B R I E F S
7
Donation will create an environmental law clinic and
environmental justice institute
Alumnus Dick Jacobs, J.D. ’67, and his wife, Joan, made
a new $200,000 gift to Stetson Law to be used in a
challenge geared toward funding the establishment
of the Dick and Joan Jacobs Public Interest Environmental
Law Clinic. The Clinic will be to support greater stakeholder
participation in environmental policy and decision-making in
the courts, agencies, and legislatures.
Their ultimate objective is to create an Institute of
Environmental Justice with an expansive array of public interest
services to the legal and lay communities, as well as governmental
organizations, while offering law students opportunities to
provide hands-on services as part of their legal training.
“The kids have got to become the difference makers,” Dick said.
“We just can’t keep repeating the past. That’s why you go to law
school – to be a difference maker. An Institute of Environmental
Justice will give students the chance to have an impact on
environmental policies while they are still lawyers in training and,
we hope, inspire them to continue that work after graduation.”

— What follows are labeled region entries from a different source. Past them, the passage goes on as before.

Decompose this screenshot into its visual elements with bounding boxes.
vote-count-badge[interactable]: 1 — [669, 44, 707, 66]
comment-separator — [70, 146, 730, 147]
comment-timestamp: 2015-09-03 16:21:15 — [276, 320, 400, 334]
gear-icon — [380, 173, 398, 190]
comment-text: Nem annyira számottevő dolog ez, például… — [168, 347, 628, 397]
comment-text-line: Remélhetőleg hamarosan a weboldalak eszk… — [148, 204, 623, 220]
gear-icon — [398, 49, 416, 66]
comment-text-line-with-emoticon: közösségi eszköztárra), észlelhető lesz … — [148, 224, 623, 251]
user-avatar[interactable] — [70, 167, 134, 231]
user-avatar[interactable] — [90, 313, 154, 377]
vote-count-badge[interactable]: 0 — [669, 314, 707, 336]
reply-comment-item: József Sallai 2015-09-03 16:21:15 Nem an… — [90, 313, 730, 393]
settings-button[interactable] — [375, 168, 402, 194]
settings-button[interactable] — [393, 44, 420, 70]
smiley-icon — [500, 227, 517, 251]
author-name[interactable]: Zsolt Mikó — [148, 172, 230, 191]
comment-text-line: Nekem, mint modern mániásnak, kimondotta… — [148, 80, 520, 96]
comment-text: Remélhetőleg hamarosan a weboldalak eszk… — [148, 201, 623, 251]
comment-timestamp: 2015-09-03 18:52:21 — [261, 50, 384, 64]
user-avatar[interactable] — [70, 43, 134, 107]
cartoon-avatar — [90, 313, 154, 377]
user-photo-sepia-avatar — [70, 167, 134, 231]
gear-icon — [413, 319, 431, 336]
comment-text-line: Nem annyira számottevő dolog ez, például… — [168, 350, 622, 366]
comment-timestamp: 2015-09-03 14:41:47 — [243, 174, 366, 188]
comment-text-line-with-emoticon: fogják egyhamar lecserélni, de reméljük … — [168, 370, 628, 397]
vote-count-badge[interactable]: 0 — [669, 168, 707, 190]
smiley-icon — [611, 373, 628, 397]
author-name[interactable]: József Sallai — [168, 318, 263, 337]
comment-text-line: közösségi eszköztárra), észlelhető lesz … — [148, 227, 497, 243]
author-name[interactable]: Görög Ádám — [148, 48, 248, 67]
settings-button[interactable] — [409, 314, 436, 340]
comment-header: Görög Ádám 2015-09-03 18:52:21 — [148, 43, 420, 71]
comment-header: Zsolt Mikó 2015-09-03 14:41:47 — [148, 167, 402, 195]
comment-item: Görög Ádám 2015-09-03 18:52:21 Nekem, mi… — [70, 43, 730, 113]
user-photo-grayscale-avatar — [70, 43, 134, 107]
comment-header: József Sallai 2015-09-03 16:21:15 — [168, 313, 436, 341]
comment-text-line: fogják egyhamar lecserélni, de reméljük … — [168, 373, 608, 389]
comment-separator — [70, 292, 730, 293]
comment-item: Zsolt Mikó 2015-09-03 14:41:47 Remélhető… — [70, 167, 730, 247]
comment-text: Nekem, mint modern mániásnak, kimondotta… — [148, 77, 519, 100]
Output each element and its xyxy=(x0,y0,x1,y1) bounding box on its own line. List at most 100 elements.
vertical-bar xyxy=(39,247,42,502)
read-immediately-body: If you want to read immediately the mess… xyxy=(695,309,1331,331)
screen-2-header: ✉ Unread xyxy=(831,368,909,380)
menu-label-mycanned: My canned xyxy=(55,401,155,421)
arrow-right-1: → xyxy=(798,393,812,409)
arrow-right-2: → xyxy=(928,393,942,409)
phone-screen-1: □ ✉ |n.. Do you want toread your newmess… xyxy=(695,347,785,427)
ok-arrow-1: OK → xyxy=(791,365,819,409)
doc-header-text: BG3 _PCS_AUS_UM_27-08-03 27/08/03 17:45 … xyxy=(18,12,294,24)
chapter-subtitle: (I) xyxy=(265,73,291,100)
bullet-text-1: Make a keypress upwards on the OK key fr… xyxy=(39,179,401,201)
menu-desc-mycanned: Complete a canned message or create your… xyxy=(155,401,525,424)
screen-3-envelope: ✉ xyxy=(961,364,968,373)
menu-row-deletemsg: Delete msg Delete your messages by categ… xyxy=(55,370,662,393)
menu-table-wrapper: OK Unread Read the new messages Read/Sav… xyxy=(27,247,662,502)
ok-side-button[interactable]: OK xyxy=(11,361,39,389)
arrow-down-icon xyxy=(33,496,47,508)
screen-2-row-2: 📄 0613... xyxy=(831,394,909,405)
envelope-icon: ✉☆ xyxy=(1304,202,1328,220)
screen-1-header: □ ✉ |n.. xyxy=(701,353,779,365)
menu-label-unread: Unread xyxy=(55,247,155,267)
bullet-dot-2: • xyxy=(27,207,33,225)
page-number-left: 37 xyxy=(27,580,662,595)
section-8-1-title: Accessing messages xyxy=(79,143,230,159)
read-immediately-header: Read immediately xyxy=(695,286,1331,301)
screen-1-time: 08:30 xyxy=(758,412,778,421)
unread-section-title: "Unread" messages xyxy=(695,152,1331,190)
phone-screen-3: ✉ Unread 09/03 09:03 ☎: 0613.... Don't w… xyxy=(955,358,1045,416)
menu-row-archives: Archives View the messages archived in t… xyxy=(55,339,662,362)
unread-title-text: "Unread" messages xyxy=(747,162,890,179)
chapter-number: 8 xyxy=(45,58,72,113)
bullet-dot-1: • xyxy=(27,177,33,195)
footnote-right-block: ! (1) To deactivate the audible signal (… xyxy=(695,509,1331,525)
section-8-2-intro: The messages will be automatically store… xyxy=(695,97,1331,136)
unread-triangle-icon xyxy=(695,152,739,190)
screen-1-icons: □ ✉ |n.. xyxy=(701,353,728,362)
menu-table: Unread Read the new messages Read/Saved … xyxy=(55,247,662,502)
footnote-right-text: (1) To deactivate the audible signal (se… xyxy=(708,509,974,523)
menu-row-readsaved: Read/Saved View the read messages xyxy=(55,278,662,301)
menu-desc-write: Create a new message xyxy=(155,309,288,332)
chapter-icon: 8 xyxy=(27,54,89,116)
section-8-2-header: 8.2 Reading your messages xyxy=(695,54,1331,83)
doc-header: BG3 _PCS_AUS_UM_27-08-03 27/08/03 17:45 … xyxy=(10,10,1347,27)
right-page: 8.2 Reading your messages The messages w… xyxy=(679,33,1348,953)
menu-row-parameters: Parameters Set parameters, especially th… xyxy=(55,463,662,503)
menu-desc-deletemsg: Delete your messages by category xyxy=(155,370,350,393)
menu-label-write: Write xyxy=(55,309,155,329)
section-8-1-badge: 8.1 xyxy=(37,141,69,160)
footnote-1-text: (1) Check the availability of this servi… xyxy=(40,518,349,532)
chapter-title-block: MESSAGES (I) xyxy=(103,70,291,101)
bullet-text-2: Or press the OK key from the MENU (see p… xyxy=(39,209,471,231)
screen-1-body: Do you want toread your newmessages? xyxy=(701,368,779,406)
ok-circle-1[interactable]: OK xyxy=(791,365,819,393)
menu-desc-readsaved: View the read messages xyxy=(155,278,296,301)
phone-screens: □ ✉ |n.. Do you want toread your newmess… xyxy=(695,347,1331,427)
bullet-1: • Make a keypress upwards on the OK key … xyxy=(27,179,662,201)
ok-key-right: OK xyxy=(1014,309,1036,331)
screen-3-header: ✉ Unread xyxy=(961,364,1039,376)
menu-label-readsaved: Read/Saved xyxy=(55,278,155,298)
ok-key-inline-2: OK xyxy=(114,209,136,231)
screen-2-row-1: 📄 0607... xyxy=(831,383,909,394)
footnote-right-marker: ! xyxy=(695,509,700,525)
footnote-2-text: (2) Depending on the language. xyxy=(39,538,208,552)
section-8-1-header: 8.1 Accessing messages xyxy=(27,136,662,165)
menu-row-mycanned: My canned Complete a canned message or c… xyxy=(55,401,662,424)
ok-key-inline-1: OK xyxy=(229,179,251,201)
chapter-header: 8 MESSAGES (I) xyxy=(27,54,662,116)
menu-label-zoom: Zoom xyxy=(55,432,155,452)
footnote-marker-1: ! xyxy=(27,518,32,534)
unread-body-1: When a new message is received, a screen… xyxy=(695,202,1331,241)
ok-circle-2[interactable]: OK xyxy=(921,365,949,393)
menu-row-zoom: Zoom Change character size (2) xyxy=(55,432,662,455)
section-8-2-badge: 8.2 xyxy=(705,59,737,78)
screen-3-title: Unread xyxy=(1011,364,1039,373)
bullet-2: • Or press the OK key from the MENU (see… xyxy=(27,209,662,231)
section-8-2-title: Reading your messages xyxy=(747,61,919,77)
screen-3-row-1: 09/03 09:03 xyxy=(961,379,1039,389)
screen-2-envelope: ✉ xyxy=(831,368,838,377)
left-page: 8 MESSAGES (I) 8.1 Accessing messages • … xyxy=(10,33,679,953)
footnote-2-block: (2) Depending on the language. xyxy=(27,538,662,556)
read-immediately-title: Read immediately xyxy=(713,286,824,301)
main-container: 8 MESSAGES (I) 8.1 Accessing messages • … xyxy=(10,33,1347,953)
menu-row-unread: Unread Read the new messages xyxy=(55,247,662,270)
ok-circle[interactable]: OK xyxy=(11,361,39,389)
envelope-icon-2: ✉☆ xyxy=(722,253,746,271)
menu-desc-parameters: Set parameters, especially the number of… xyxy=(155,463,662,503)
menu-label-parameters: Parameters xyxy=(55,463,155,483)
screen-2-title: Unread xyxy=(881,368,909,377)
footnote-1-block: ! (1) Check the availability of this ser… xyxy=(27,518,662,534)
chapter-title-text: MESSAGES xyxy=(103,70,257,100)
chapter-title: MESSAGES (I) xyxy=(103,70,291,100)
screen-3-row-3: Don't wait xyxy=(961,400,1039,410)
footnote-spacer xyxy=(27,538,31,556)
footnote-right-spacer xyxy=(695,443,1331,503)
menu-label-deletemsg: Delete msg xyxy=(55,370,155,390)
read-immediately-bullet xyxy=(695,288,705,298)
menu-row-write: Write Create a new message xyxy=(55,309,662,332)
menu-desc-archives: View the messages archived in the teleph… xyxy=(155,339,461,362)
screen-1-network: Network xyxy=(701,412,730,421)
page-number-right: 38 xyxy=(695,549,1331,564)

Nonprofit recognizes Stetson Law student with education
award Nicholas Lewis, a 3L in the Environmental Law
Concentration, won the 2020 Environmental Education
Program Award from Keeping Tampa Bay Beautiful
for a K-12 lesson plan he developed for the organization’s
Environmental Education Center. KTBB promotes environmental
stewardship through volunteer and educational opportunities,
including litter cleanups, invasive plant removal, and more.
Lewis took the Environmental Advocacy class at Stetson last year,
and his lesson plan was part of the class coursework. He serves as
the treasurer of Stetson’s Environmental Law Society and has spent
most of his school breaks working with the planning department
in his hometown of Winter Park, Fla. He hopes to continue
that after graduation, working for more feasible and sustainable
development in light of Florida’s population growth, rising sea
levels, and other environmental challenges.
A Stetson contingent attended oral arguments before the United States
Supreme Court in November 2019. Pictured, from left: Professor Royal Gardner;
attorney Kathleen Gardner of Pollack Solomon Duffy LLP; attorney David
Henkin from Earthjustice who argued the case; then 3L Kate Welch; and Erin
Okuno, J.D. ’13 assistant director of Stetson’s Institute for Biodiversity Law
and Policy.
Biodiversity Institute plays role in Supreme Court decision
on Clean Water Act case
In summer 2019, Stetson Law’s Institute for Biodiversity Law
and Policy filed an amicus curiae brief in the U.S. Supreme
Court in County of Maui v. Hawaii Wildlife Fund et al. on
behalf of aquatic scientists and scientific societies. On April 23,
2020, the U.S. Supreme Court referenced that brief in its 6-3
decision, which held that the Clean Water Act (CWA) covers
the functional equivalent of direct discharges of pollutants to
navigable waters. The ruling emphatically rejected the County of
Maui and the Administration’s attempt to restrict the CWA to
direct discharges of pollutants, which would have categorically
excluded pollutants conveyed through groundwater, said Royal
Gardner, director of the Institute for Biodiversity Law and Policy.
It also validated and elevated the importance of science and its role
in determining when and how the CWA applies.